SAN FRANCISCO — The South Napa earthquake that rattled Northern California in August shook roughly a billion liters of groundwater out of nearby hills, new research suggests.
A few days after the magnitude 6.0 quake struck near Napa Valley, residents reported water rushing through previously dry streambeds. Geoscientists Chi-Yuen Wang and Michael Manga of the University of California, Berkeley ran over to sample the water. It contained a higher concentration of lighter oxygen and hydrogen isotopes compared with other water flowing in the valley. Because lighter water molecules typically gather at higher elevations, the water was probably coming from the surrounding hills, Wang proposed December 17 at the American Geophysical Union’s fall meeting.
Wang thinks that groundwater trapped in rocks was jolted free by the quake.
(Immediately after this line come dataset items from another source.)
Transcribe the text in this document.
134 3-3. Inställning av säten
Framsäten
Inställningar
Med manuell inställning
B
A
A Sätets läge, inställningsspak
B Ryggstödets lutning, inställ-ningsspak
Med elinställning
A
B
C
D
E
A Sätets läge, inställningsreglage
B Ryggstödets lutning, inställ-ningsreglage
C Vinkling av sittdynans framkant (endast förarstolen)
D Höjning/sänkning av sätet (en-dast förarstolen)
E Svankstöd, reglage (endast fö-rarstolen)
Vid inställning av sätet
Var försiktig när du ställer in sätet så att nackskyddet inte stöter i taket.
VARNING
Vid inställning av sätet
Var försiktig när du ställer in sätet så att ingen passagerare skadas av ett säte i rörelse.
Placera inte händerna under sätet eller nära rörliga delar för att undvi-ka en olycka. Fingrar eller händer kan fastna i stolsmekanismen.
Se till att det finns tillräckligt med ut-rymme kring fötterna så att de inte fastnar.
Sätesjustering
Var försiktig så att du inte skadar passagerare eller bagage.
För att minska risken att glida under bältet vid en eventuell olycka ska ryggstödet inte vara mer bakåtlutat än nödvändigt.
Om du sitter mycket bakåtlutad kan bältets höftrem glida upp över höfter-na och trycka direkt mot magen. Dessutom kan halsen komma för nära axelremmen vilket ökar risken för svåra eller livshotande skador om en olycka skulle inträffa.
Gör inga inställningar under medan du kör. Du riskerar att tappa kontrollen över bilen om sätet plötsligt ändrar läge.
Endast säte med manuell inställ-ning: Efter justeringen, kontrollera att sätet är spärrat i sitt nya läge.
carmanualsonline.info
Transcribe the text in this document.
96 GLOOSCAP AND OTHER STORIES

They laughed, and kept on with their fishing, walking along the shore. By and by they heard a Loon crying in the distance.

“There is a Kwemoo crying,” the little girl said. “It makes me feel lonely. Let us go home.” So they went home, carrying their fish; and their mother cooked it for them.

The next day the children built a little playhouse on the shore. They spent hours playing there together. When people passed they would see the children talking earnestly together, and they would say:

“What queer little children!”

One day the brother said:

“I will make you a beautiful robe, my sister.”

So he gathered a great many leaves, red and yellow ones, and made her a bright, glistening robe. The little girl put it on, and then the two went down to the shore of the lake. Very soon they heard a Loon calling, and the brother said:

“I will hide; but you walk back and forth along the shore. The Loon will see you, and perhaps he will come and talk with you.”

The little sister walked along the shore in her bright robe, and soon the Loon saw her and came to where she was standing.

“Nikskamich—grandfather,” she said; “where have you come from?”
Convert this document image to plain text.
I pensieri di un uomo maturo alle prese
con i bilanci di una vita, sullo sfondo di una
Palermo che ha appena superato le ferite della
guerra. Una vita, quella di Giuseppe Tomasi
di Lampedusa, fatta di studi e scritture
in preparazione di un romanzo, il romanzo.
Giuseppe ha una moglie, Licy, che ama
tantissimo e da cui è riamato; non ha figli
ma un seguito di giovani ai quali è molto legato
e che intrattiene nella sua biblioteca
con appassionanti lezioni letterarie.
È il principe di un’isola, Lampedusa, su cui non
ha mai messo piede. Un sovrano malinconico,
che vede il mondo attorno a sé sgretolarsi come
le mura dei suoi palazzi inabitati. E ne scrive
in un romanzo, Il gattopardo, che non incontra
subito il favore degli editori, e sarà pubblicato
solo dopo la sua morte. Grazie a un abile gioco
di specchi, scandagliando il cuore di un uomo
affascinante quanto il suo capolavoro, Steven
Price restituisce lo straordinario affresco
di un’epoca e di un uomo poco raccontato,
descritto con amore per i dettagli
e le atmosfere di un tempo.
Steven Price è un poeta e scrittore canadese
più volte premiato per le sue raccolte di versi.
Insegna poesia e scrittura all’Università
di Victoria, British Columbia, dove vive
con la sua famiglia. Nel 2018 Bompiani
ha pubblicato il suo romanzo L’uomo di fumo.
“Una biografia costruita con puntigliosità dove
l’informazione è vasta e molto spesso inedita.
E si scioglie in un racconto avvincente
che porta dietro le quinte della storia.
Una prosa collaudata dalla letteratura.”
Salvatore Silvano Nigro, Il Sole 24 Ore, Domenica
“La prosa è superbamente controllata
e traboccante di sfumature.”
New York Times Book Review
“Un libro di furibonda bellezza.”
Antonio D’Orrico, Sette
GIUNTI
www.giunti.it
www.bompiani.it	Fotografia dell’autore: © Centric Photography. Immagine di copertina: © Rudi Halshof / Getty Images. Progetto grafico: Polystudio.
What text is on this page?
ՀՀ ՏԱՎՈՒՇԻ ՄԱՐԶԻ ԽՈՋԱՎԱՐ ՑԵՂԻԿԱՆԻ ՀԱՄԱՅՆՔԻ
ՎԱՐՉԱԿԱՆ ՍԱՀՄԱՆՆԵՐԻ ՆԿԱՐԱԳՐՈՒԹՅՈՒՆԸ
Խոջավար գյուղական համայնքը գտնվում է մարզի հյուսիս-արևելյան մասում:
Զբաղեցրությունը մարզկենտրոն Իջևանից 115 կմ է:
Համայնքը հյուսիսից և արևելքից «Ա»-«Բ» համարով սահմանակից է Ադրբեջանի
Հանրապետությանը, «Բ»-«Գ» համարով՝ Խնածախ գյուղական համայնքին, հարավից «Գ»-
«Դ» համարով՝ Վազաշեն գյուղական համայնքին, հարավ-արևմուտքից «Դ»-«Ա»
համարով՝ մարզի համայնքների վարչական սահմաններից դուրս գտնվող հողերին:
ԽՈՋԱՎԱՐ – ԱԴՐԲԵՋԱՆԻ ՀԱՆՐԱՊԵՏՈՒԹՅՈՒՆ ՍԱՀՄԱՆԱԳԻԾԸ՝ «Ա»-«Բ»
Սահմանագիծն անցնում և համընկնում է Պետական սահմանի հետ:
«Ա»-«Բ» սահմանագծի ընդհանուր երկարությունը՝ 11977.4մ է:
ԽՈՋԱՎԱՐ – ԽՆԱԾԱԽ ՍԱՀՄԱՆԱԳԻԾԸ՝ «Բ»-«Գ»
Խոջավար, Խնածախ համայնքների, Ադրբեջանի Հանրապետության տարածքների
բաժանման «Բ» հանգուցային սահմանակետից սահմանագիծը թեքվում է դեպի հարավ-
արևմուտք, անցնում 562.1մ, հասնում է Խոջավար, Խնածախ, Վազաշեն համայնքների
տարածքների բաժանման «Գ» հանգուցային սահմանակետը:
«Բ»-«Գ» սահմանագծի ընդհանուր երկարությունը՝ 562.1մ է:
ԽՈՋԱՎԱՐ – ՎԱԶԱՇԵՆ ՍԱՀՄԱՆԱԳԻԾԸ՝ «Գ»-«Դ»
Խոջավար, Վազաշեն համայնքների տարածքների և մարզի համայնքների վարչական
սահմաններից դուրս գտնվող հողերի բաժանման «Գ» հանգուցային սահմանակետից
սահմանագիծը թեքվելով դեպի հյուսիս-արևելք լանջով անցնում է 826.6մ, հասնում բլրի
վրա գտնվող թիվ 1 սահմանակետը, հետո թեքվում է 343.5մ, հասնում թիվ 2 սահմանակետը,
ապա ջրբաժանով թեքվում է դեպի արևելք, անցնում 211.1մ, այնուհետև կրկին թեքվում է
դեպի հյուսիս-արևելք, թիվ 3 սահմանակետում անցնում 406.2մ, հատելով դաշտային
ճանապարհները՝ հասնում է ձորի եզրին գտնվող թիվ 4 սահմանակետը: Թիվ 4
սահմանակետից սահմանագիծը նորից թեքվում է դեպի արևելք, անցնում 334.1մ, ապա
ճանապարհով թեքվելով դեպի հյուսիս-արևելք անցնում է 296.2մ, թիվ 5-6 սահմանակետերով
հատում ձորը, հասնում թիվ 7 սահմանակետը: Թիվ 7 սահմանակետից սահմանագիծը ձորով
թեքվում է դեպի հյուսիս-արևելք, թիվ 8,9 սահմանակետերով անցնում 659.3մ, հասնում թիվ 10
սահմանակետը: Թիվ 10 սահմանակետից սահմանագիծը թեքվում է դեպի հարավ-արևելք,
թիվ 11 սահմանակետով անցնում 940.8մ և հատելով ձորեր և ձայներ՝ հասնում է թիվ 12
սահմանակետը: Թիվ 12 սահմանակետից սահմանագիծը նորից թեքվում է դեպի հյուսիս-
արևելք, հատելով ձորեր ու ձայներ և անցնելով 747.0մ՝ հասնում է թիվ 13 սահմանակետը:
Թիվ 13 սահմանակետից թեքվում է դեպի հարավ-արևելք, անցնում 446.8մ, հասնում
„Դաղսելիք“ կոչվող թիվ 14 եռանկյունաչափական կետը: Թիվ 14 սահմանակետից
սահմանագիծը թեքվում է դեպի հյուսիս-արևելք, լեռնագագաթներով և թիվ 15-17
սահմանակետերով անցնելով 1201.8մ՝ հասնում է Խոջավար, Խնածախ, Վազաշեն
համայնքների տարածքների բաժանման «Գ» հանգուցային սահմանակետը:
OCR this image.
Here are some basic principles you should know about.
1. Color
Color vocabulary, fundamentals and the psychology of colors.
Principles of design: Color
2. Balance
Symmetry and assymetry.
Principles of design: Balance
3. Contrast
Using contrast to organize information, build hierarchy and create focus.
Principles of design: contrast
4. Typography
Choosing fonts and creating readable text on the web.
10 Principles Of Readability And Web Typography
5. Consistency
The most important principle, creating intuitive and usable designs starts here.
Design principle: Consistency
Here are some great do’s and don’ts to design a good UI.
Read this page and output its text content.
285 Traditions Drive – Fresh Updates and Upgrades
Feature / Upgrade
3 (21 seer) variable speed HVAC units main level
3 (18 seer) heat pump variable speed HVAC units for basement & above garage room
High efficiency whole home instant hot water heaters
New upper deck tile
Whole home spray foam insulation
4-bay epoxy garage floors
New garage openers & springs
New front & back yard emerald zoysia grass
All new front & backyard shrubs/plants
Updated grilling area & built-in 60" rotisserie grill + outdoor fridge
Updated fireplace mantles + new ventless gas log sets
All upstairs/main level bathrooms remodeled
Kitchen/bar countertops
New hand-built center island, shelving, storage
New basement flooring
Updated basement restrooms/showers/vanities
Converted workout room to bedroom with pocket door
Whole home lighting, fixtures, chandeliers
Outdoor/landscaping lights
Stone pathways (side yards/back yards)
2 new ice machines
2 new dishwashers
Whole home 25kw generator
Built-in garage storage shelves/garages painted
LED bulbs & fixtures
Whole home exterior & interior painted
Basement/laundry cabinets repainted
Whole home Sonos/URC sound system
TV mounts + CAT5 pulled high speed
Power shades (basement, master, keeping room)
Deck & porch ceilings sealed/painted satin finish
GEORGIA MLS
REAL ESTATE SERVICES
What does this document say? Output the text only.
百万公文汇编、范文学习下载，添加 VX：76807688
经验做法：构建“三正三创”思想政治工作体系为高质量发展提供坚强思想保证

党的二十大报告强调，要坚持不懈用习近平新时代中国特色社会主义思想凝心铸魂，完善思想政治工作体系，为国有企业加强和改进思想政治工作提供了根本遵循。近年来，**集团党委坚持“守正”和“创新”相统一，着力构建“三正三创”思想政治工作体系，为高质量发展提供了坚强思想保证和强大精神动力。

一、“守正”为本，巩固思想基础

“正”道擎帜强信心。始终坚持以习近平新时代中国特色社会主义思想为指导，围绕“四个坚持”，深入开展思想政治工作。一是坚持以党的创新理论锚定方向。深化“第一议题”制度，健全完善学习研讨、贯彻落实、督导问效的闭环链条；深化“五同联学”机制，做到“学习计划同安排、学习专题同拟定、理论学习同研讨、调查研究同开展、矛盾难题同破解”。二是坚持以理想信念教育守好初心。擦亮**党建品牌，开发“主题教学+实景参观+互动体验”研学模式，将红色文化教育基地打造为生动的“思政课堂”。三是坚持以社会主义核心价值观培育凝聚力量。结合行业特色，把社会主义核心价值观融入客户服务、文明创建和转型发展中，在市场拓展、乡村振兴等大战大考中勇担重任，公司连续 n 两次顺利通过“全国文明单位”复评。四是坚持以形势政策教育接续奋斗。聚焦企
The water then trickled down into the streams and reached a peak outpour about 30 days later. Other quakes have been associated with increased stream flow, Wang said, but the South Napa quake is unique because it was responsible for all the water flowing through the previously dry streams.
Generalizing their results to the entire rattled region, Wang and Manga estimate that the quake freed enough groundwater to fill about 400 Olympic-sized swimming pools. But this won’t quench the drought-stricken area, Wang added, which uses about 40 times that volume of water annually.